Yep, thats right - RPM had decided that acroread was a dependency. Grr. Workaround - remirror the CERN SLC repo, (no they hadn't updated since), manually remove the offending rpm, and rebuild the metadata with 'createrepo'

Then make sure that the nodes were rebuilt and only ever looked to our local repository rather than the primary cern / dag ones. (thanks to kickstart %post and cfengine)

Finally we got yaim to *almost* run - it was failing on lcmaps and grid-mapfile creation (fixed by unsupporting a certain VO)
Easy fix in comparison. Anyway - DPM up n running and seems OK. Roll on the next SAM tests.... (or real users)

Phew.

Grid Middleware should not be this hard to install!

2 comments:

Andrew Elwell said...

Update - CERN helpdesk completely miss the point when I told them that Acrobat was mispackaged...

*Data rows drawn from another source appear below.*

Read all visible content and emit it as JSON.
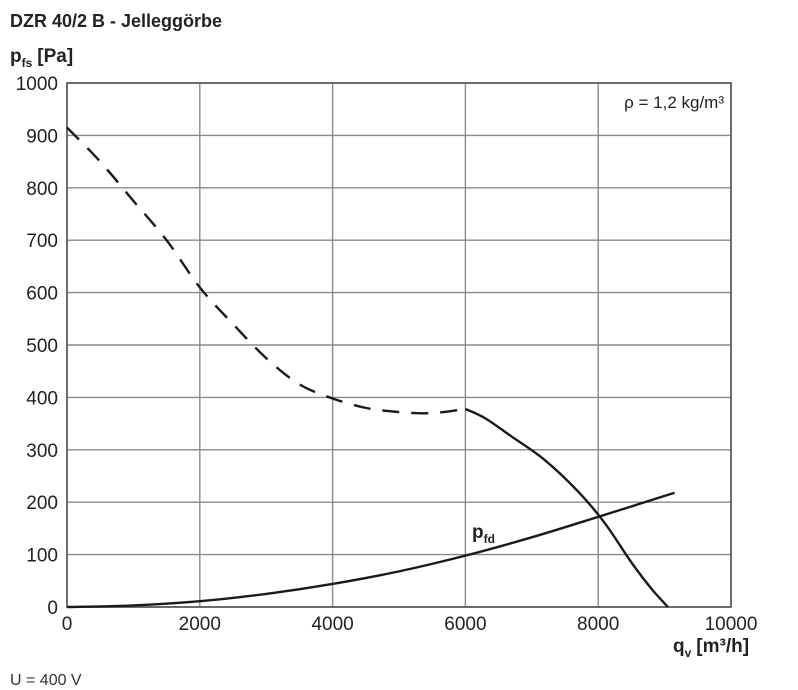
{
  "chart_data": {
    "type": "line",
    "title": "DZR 40/2 B - Jelleggörbe",
    "ylabel": {
      "main": "p",
      "sub": "fs",
      "unit": "[Pa]"
    },
    "xlabel": {
      "main": "q",
      "sub": "v",
      "unit": "[m³/h]"
    },
    "xlim": [
      0,
      10000
    ],
    "ylim": [
      0,
      1000
    ],
    "xticks": [
      0,
      2000,
      4000,
      6000,
      8000,
      10000
    ],
    "yticks": [
      0,
      100,
      200,
      300,
      400,
      500,
      600,
      700,
      800,
      900,
      1000
    ],
    "grid": true,
    "annotation": "ρ = 1,2 kg/m³",
    "series": [
      {
        "style": "dashed",
        "x": [
          0,
          500,
          1000,
          1500,
          2000,
          2500,
          3000,
          3500,
          4000,
          4500,
          5000,
          5500,
          6000
        ],
        "y": [
          915,
          850,
          775,
          700,
          610,
          540,
          475,
          425,
          398,
          380,
          372,
          370,
          378
        ]
      },
      {
        "style": "solid",
        "x": [
          6000,
          6300,
          6700,
          7200,
          7700,
          8100,
          8500,
          8800,
          9050
        ],
        "y": [
          378,
          360,
          325,
          280,
          220,
          160,
          85,
          35,
          0
        ]
      },
      {
        "name": "p fd",
        "label": {
          "main": "p",
          "sub": "fd"
        },
        "style": "solid",
        "x": [
          0,
          1000,
          2000,
          3000,
          4000,
          5000,
          6000,
          7000,
          8000,
          9150
        ],
        "y": [
          0,
          3,
          11,
          25,
          44,
          68,
          98,
          133,
          172,
          218
        ]
      }
    ]
  },
  "footer_text": "U = 400 V"
}
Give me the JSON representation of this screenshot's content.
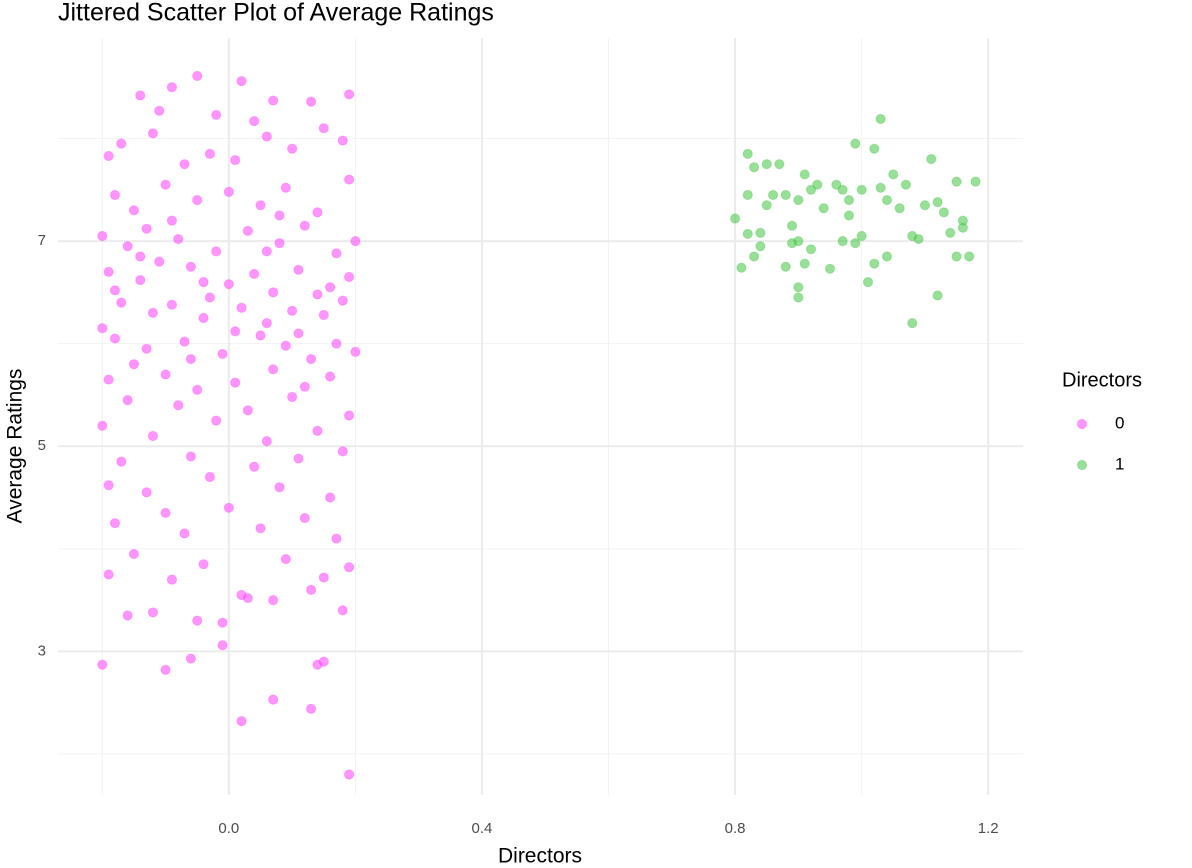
{
  "chart_data": {
    "type": "scatter",
    "title": "Jittered Scatter Plot of Average Ratings",
    "x_label": "Directors",
    "y_label": "Average Ratings",
    "legend_title": "Directors",
    "legend_position": "right",
    "grid": true,
    "xlim": [
      -0.27,
      1.255
    ],
    "ylim": [
      1.6,
      8.98
    ],
    "xticks": [
      {
        "value": 0,
        "label": "0.0"
      },
      0.4,
      0.8,
      1.2
    ],
    "yticks": [
      3,
      5,
      7
    ],
    "x_minor_ticks": [
      -0.2,
      0.2,
      0.6,
      1.0
    ],
    "y_minor_ticks": [
      2,
      4,
      6,
      8
    ],
    "series": [
      {
        "name": "0",
        "color": "#ff40ff",
        "x": [
          -0.2,
          -0.1,
          -0.06,
          -0.01,
          0.02,
          0.07,
          0.13,
          0.14,
          0.15,
          0.19,
          -0.05,
          0.02,
          0.19,
          -0.09,
          -0.14,
          0.07,
          0.13,
          -0.11,
          0.04,
          -0.02,
          -0.19,
          -0.17,
          -0.12,
          0.1,
          0.18,
          -0.03,
          0.06,
          0.15,
          -0.07,
          0.01,
          -0.18,
          -0.15,
          -0.1,
          -0.05,
          0.0,
          0.05,
          0.09,
          0.14,
          0.19,
          -0.13,
          -0.2,
          -0.16,
          -0.08,
          -0.02,
          0.03,
          0.08,
          0.12,
          0.17,
          0.2,
          -0.11,
          -0.19,
          -0.14,
          -0.06,
          0.0,
          0.04,
          0.11,
          0.16,
          0.19,
          -0.03,
          0.07,
          -0.17,
          -0.12,
          -0.09,
          -0.04,
          0.02,
          0.06,
          0.1,
          0.15,
          0.18,
          -0.2,
          -0.18,
          -0.13,
          -0.07,
          -0.01,
          0.05,
          0.09,
          0.13,
          0.17,
          0.2,
          -0.15,
          -0.19,
          -0.1,
          -0.05,
          0.01,
          0.07,
          0.12,
          0.16,
          -0.16,
          -0.08,
          0.03,
          0.1,
          0.19,
          -0.2,
          -0.12,
          -0.02,
          0.06,
          0.14,
          0.18,
          -0.17,
          -0.06,
          0.04,
          0.11,
          -0.19,
          -0.13,
          -0.03,
          0.08,
          0.16,
          -0.1,
          0.0,
          0.12,
          -0.18,
          -0.07,
          0.05,
          0.17,
          -0.15,
          -0.04,
          0.09,
          0.19,
          -0.19,
          -0.09,
          0.02,
          0.13,
          -0.16,
          -0.05,
          0.07,
          0.18,
          -0.12,
          0.03,
          0.15,
          -0.01,
          -0.14,
          -0.04,
          0.06,
          0.14,
          -0.18,
          0.08,
          -0.09,
          0.01,
          0.11,
          -0.06
        ],
        "values": [
          2.87,
          2.82,
          2.93,
          3.06,
          2.32,
          2.53,
          2.44,
          2.87,
          2.9,
          1.8,
          8.61,
          8.56,
          8.43,
          8.5,
          8.42,
          8.37,
          8.36,
          8.27,
          8.17,
          8.23,
          7.83,
          7.95,
          8.05,
          7.9,
          7.98,
          7.85,
          8.02,
          8.1,
          7.75,
          7.79,
          7.45,
          7.3,
          7.55,
          7.4,
          7.48,
          7.35,
          7.52,
          7.28,
          7.6,
          7.12,
          7.05,
          6.95,
          7.02,
          6.9,
          7.1,
          6.98,
          7.15,
          6.88,
          7.0,
          6.8,
          6.7,
          6.62,
          6.75,
          6.58,
          6.68,
          6.72,
          6.55,
          6.65,
          6.45,
          6.5,
          6.4,
          6.3,
          6.38,
          6.25,
          6.35,
          6.2,
          6.32,
          6.28,
          6.42,
          6.15,
          6.05,
          5.95,
          6.02,
          5.9,
          6.08,
          5.98,
          5.85,
          6.0,
          5.92,
          5.8,
          5.65,
          5.7,
          5.55,
          5.62,
          5.75,
          5.58,
          5.68,
          5.45,
          5.4,
          5.35,
          5.48,
          5.3,
          5.2,
          5.1,
          5.25,
          5.05,
          5.15,
          4.95,
          4.85,
          4.9,
          4.8,
          4.88,
          4.62,
          4.55,
          4.7,
          4.6,
          4.5,
          4.35,
          4.4,
          4.3,
          4.25,
          4.15,
          4.2,
          4.1,
          3.95,
          3.85,
          3.9,
          3.82,
          3.75,
          3.7,
          3.55,
          3.6,
          3.35,
          3.3,
          3.5,
          3.4,
          3.38,
          3.52,
          3.72,
          3.28,
          6.85,
          6.6,
          6.9,
          6.48,
          6.52,
          7.25,
          7.2,
          6.12,
          6.1,
          5.85
        ]
      },
      {
        "name": "1",
        "color": "#44c744",
        "x": [
          0.8,
          0.81,
          0.82,
          0.82,
          0.82,
          0.83,
          0.83,
          0.84,
          0.84,
          0.85,
          0.85,
          0.86,
          0.87,
          0.88,
          0.88,
          0.89,
          0.89,
          0.9,
          0.9,
          0.9,
          0.9,
          0.91,
          0.91,
          0.92,
          0.92,
          0.93,
          0.94,
          0.95,
          0.96,
          0.97,
          0.97,
          0.98,
          0.98,
          0.99,
          0.99,
          1.0,
          1.0,
          1.01,
          1.02,
          1.02,
          1.03,
          1.03,
          1.04,
          1.04,
          1.05,
          1.06,
          1.07,
          1.08,
          1.08,
          1.09,
          1.1,
          1.11,
          1.12,
          1.12,
          1.13,
          1.14,
          1.15,
          1.15,
          1.16,
          1.17,
          1.18,
          1.16
        ],
        "values": [
          7.22,
          6.74,
          7.07,
          7.45,
          7.85,
          7.72,
          6.85,
          7.08,
          6.95,
          7.35,
          7.75,
          7.45,
          7.75,
          6.75,
          7.45,
          7.15,
          6.98,
          7.0,
          7.4,
          6.45,
          6.55,
          7.65,
          6.78,
          7.5,
          6.92,
          7.55,
          7.32,
          6.73,
          7.55,
          7.0,
          7.5,
          7.4,
          7.25,
          7.95,
          6.98,
          7.5,
          7.05,
          6.6,
          6.78,
          7.9,
          7.52,
          8.19,
          7.4,
          6.85,
          7.65,
          7.32,
          7.55,
          7.05,
          6.2,
          7.02,
          7.35,
          7.8,
          6.47,
          7.38,
          7.28,
          7.08,
          7.58,
          6.85,
          7.13,
          6.85,
          7.58,
          7.2
        ]
      }
    ]
  }
}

Here is our response to your problem report CT503584 (Subject: acroread-8.1.2-1.slc4.i386.rpm )
-------------------------------------------------------------
libstdc++ is provided by the package libgcc-3.4.6-9
libgcc_s.so.1 by the package libgcc-3.4.6-9

You can download them starting from http://linuxsoft.cern.ch/cern/slc4X/i386/yum/updates/repodata/repoview/L.group.html or install them using
yum install .

Andrew Elwell said...

2nd update - RPM was being too helpful - got a good response from packager (I'll buy him a beer during WLCG workshop)

Bon. Sorry to hear that I screwed your machines, even if only accidentally. Nothing like having your name on a blog..

On the other hand, the bad "provides" actually comes from the RPM auto-provides - the new acroread-8 really includes
/usr/lib/acroread/Adobe/Reader8/Reader/intellinux/lib/libstdc++.so.6.0.7
and RPM just noted this "new library". Obviously not the perfect candidate to substitute another system library..